Exploring the Use of VLMs for Navigation Assistance for People with Blindness and Low Vision
arXiv cs.AI / 3/18/2026
💬 OpinionIdeas & Deep AnalysisTools & Practical UsageModels & Research
Key Points
- The paper investigates the potential of vision-language models (VLMs) to assist people with blindness and low vision (pBLV) in navigation, evaluating both closed-source and open-source models such as GPT-4V, GPT-4o, Gemini-1.5-Pro, Claude-3.5-Sonnet, Llava-v1.6-mistral, and Llava-onevision-qwen.
- GPT-4o consistently outperforms other models across tasks, especially in spatial reasoning and scene understanding, while open-source models show limitations in nuanced reasoning and adaptability in complex environments.
- Common challenges identified include difficulties counting objects in clutter, biases in spatial reasoning, and a tendency to emphasize object details over spatial feedback, reducing navigation usability for pBLV.

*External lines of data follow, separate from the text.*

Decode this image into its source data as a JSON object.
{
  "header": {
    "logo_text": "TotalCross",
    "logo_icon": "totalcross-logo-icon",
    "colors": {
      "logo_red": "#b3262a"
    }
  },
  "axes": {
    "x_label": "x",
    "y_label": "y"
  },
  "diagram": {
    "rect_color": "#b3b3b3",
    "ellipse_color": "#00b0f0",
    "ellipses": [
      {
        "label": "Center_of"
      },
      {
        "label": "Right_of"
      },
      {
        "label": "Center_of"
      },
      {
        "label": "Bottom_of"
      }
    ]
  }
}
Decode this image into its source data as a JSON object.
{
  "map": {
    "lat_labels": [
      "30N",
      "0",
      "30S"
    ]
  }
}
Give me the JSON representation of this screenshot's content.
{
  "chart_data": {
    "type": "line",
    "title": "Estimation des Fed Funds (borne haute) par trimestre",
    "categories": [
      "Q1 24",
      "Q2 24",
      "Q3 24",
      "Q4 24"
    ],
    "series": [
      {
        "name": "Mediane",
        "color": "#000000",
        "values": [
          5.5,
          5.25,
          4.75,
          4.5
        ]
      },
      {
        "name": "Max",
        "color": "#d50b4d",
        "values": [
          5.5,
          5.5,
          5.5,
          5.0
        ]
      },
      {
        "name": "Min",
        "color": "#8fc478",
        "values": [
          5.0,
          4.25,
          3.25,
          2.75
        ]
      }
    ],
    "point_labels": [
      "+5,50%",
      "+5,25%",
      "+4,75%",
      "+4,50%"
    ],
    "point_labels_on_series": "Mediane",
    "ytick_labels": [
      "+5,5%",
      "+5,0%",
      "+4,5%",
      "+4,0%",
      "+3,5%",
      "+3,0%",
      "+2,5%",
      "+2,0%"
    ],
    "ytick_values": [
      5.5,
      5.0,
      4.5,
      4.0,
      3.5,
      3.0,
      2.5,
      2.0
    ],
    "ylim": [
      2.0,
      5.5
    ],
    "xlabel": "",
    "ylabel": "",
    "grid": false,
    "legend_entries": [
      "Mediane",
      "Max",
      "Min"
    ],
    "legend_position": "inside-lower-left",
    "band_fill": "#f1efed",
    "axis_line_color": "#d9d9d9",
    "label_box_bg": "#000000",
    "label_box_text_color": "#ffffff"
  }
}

- The study finds that VLMs still have promising potential for wayfinding when better aligned with human feedback and improved spatial reasoning, suggesting actionable insights for integrating VLMs into assistive technologies.
- The results provide guidance on strengths and limitations of current VLMs and outline directions for enhancing usability in real-world pBLV navigation applications.